The streets are a riot of shops aimed at the tourist trade. Jewellers, textiles, craft works, and art shops mingle with tourist souvenirs, fridge magnets, postcards, cafes and bars. One cafe sign said "Daphne Casserole" with a graphic of a casserole dish. Fancy coming all this way for a good dollop of 'tater pie wi' crust!

By happy coincidence Miss Franny's nails were painted in the exact blue of the Greek flag, which started many conversations as we passed shopkeepers, not all of which were just a simple exchange of greetings! We did buy some things there (I wonder what colour our fridge is under all those magnets) and Fran by the end of the day was sporting a really nice enamelled spiral ring which matched the afore-mentioned finger nails.

This is a fabulous place but decidedly not for the weak of limb or breath. Almost every street has a distinct incline. Consequently traffic is not a problem. On the few streets open to traffic, scooters or small vans are the norm with a sprinkling of four-wheel quad-bikes driven by tourists with more regard for thrills than pedestrians...

This was as wide a street as we found and (at this point at least) was fairly horizontal! Cafe bars predominated on one side with touristy souvenir shops on the other.

We found ourselves near the edge of the cliff. The buildings carry on for a while, clinging for dear life to the side and reached by dizzying steps, few of which had handrails.

Thomson Dream floats below us like a toy ship. The tiny tender boats are still ferrying passengers to and from Santorini. Two of the Dream's own tender boats are out as the crews exercise. No doubt though, they are keeping a close eye on the Greek boats in case of any emergency.

This is not the spot to choose a hotel unless you are very fit. Inaccessible to taxis, you will be carrying your luggage up and down these steps.

I get out the sketch pad and really enjoy the next 45 minutes or so. It is a challenge with the details of so many rooftop pools and narrow alleys and this is certainly not photographically correct, but I drew a few admirers whilst I was drawing apparently. One young girl with her boyfriend asked shyly whether I could do their portrait.
"Yes, with that..." I said, indicating the camera around the lad's neck and making them burst out laughing, "but not with the pencil I'm afraid!"

The cable car making its way up the cliff.

It was like a little train of pods. Like most cliff lifts it passes a similar line of pods going the other way at the halfway point.

There was still more to see and it was such a lovely place that we decided we would stay out for dinner. We found an un-named restaurant near the cathedral, the entrance set into a high wall. This led to a rooftop cafe with a wonderful view of the lagoon. Fran had a ham and cheese toastie and I had a Greek Feta cheese salad. Or at least, as much of it as I could eat!

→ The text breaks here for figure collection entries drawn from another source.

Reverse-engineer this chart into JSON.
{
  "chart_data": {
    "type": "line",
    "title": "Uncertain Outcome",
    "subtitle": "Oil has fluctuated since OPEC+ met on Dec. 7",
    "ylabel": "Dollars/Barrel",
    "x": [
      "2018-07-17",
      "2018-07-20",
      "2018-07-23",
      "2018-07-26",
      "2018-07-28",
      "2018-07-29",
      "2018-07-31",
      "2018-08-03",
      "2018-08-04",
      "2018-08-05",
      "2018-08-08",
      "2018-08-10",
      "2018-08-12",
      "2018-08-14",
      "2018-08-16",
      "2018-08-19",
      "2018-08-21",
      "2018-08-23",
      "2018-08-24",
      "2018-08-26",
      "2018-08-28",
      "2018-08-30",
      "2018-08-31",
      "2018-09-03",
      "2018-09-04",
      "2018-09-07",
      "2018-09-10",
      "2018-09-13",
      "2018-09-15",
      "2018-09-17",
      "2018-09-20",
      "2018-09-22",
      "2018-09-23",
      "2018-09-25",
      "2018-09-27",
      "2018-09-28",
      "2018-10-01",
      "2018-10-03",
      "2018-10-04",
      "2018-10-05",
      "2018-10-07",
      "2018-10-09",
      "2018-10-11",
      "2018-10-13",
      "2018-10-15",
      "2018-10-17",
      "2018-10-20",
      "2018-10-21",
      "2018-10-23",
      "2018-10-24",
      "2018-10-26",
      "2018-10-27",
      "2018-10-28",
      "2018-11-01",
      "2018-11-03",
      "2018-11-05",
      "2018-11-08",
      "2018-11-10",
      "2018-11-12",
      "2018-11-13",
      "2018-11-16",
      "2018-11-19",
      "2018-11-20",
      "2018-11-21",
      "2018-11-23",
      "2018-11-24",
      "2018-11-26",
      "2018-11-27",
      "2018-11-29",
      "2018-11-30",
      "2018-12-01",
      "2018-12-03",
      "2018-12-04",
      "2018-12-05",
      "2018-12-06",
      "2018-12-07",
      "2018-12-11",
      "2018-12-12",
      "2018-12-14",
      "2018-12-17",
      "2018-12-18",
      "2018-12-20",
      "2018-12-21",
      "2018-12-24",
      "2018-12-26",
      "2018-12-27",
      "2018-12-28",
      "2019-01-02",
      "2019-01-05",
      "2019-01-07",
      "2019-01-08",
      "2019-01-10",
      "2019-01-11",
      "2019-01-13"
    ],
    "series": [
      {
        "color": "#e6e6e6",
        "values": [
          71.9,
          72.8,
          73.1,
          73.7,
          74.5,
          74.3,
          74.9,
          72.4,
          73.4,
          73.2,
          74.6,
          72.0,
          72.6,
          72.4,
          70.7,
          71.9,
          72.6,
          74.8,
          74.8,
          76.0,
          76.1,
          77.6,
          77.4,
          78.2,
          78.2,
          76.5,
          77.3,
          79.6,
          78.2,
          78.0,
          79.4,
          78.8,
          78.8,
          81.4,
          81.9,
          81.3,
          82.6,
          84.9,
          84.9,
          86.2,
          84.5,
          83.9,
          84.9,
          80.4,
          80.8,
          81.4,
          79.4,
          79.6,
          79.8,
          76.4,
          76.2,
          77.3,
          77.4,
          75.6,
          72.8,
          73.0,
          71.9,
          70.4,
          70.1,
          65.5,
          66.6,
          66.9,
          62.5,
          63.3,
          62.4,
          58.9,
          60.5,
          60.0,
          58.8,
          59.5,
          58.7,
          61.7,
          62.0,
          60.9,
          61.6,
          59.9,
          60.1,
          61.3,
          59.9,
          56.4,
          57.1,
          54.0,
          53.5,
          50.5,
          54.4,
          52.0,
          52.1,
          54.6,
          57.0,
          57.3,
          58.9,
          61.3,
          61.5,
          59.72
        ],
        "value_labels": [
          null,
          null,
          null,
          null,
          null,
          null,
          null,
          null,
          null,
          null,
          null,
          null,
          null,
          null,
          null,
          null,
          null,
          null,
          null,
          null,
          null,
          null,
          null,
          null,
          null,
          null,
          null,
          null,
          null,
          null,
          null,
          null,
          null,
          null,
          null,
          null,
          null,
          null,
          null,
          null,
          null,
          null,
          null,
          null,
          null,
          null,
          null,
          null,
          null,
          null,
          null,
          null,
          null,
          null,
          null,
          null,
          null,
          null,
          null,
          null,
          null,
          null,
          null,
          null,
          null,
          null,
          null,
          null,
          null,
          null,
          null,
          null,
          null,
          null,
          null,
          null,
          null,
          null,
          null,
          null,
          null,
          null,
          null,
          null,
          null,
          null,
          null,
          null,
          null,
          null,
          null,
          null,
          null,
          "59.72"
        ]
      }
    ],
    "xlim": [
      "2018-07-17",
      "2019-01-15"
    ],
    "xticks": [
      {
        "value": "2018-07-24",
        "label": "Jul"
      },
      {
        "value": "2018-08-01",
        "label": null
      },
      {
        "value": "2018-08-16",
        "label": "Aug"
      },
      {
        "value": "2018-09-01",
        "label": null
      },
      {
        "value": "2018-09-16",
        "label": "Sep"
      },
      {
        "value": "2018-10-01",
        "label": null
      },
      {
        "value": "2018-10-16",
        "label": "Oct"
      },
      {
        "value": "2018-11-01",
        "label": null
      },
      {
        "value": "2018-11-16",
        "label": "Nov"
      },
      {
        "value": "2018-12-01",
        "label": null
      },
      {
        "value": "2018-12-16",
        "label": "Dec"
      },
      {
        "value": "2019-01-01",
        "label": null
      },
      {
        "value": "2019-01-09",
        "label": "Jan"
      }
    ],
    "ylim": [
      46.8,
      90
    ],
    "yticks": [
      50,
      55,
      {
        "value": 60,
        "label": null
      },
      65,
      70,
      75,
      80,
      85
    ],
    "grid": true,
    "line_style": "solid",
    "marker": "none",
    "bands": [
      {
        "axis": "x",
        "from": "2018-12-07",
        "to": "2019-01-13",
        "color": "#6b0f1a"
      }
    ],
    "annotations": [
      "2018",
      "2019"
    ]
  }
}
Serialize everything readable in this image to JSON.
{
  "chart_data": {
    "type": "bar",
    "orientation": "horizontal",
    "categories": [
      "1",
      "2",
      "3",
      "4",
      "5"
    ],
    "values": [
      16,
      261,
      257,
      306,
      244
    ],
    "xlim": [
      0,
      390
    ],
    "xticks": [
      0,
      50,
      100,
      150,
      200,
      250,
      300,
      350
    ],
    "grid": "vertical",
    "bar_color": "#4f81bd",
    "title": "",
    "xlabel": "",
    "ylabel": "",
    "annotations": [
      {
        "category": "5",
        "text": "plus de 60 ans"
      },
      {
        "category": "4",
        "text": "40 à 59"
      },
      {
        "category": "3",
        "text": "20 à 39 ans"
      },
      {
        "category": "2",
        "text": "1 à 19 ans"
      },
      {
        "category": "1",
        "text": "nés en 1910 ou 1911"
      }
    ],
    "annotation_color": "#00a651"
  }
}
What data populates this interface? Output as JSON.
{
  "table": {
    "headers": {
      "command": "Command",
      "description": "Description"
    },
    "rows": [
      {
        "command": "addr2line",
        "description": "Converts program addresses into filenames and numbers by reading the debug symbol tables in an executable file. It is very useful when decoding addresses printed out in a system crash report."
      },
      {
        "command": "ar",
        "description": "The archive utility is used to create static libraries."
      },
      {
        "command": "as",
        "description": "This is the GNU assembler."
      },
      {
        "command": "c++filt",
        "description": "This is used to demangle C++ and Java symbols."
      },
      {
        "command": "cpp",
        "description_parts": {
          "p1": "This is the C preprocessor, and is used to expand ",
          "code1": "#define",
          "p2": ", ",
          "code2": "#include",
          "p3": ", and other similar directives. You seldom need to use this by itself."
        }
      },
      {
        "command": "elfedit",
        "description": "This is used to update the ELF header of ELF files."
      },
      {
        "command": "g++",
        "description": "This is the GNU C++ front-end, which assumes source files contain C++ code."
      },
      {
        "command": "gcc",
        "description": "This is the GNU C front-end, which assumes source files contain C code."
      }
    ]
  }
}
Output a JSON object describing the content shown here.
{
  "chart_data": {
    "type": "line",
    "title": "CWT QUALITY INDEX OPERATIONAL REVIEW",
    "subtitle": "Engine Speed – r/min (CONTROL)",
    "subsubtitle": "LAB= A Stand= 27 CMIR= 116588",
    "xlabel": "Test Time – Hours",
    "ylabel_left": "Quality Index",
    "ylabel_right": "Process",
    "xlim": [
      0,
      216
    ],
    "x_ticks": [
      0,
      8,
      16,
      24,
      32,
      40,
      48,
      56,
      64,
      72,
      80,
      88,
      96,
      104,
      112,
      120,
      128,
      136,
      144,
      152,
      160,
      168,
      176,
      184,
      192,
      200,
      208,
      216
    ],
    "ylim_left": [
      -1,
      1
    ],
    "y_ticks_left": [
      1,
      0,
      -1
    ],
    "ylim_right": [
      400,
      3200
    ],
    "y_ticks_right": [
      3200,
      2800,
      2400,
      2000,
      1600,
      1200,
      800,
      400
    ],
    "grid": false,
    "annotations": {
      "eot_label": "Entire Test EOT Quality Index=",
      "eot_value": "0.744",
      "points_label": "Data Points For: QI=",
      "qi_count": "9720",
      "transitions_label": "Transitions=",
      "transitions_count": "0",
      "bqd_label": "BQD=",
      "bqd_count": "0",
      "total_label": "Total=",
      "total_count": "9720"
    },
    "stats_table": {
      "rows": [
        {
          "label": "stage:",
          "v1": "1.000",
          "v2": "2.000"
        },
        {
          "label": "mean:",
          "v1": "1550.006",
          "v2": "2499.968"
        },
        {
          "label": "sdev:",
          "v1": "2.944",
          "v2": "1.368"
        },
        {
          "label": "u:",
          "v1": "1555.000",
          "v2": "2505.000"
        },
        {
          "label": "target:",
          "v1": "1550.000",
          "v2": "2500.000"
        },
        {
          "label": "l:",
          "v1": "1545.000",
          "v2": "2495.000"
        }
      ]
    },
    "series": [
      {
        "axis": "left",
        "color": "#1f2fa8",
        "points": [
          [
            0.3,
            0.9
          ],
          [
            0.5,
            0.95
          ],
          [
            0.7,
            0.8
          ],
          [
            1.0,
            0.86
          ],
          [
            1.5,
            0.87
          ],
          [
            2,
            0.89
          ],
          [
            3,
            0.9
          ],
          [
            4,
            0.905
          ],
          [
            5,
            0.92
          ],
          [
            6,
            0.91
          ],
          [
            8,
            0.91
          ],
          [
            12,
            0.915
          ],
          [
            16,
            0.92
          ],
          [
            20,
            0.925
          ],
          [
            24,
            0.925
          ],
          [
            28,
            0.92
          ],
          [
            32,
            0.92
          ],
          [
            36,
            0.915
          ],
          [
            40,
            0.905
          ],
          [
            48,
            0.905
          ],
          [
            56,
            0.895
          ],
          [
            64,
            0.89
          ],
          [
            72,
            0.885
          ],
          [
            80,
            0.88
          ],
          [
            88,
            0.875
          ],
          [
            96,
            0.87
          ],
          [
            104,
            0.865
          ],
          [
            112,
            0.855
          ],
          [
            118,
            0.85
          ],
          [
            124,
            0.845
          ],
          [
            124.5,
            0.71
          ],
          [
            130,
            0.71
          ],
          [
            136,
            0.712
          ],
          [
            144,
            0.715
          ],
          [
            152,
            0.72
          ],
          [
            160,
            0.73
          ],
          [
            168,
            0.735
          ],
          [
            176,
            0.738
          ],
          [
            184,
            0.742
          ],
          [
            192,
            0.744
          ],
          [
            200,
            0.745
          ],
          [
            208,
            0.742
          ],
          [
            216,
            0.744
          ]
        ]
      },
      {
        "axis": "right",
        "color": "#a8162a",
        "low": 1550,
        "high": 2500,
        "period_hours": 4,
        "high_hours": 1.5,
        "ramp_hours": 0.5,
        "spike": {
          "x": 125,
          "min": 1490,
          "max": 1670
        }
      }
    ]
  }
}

Then more looking at shops and views and we bought a few postcards before heading back to the cable car. A party of about six people, British, stood blocking everyone's way, asking each other how much it was to ride the cable car. Meanwhile just three feet behind them was the ticket desk with a bemused lady who they could have asked. Just to the side of her window was a massive sign that showed the price anyway... Five euros per person each way, no return tickets sold, so you paid five euros just before travelling.